The Supreme Court on 16 September 2013, in the appeal lodged by Nexbis Ltd., Australia against measures of the ACC in the Maldives Immigration Border Control System (MIBCS), decided that contracts that are related to ‘public services’ are exceptional to the general rule which says that parties to a contract are bound as they have agreed to.

“Administrative contracts are not entered into between parties with similar interests therefore unlike absolute civil contracts entered into between private persons for specific private interests; the doctrine of Pacta Sunt Servanda does not apply. This doctrine is not without restrictions or limitations…. Such administrative contracts include concession agreements, supply contracts, contracts of public works and other similar agreements…. Such administrative contracts also grant the State or State Department which is a contracting party with the power to unilaterally terminate the contract.”

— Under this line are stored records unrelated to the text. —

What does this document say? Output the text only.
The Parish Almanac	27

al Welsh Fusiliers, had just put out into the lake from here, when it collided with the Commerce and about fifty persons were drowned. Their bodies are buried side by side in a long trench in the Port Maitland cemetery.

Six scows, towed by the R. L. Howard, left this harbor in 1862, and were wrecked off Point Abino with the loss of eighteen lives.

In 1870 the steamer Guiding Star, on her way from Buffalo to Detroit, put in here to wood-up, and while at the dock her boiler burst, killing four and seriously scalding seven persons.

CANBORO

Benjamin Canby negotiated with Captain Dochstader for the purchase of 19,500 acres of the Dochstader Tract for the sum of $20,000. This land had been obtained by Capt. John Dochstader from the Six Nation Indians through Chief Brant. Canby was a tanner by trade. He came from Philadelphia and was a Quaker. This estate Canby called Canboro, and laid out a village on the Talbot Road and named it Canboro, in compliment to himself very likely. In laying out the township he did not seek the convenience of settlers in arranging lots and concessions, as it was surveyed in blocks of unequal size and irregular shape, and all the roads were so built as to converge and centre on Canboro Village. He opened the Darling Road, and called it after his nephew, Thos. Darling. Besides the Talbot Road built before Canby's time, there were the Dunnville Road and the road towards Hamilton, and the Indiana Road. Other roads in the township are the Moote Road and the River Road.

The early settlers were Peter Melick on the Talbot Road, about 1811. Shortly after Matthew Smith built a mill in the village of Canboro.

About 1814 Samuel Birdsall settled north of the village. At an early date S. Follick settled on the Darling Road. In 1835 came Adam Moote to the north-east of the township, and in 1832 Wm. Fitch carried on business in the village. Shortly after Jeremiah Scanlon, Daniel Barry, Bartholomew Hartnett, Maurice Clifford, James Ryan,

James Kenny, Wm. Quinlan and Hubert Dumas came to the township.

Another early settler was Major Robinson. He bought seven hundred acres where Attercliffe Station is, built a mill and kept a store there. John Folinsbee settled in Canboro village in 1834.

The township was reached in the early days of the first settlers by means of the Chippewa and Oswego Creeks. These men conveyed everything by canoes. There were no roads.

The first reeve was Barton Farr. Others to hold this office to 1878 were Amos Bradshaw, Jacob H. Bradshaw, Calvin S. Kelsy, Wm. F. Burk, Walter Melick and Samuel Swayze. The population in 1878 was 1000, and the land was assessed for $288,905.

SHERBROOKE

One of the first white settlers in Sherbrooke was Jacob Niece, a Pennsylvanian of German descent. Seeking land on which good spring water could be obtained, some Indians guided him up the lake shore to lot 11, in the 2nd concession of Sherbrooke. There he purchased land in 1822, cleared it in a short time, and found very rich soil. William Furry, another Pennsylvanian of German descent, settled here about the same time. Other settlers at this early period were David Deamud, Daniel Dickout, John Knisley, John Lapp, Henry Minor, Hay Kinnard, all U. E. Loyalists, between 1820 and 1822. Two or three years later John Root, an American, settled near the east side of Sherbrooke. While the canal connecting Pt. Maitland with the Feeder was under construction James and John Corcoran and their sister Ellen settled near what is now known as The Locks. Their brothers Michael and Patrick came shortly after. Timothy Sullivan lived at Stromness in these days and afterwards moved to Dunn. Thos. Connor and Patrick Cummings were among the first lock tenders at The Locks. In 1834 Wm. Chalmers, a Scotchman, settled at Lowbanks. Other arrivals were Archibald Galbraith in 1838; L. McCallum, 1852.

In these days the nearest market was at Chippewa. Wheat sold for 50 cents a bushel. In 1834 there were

According to the Supreme Court, this new genre of ‘administrative contracts’ by their very nature provide the State or State Department the inherent rights and privileges in amending the terms of the contract. According to the Judgment this includes contract or project monitoring, implementation, and taking related punitive measures against the other party. How the legal profession interprets this precedent, we are yet to see. One argument is that the decision grants states the right to manipulate multi-million dollar projects based on the will and fancies of political persons and forces without the necessary safeguards of the Courts. The other side of course relied on to the principles of state sovereignty and executive prerogative.

Husnu Al Suood, Mohamed Shahdy and Ismail Wisham from Suood & Anwar LLP represented Nexbis. The Anti Corruption Commission was represented by its inhouse counsel and the state was represented by the Attorney General.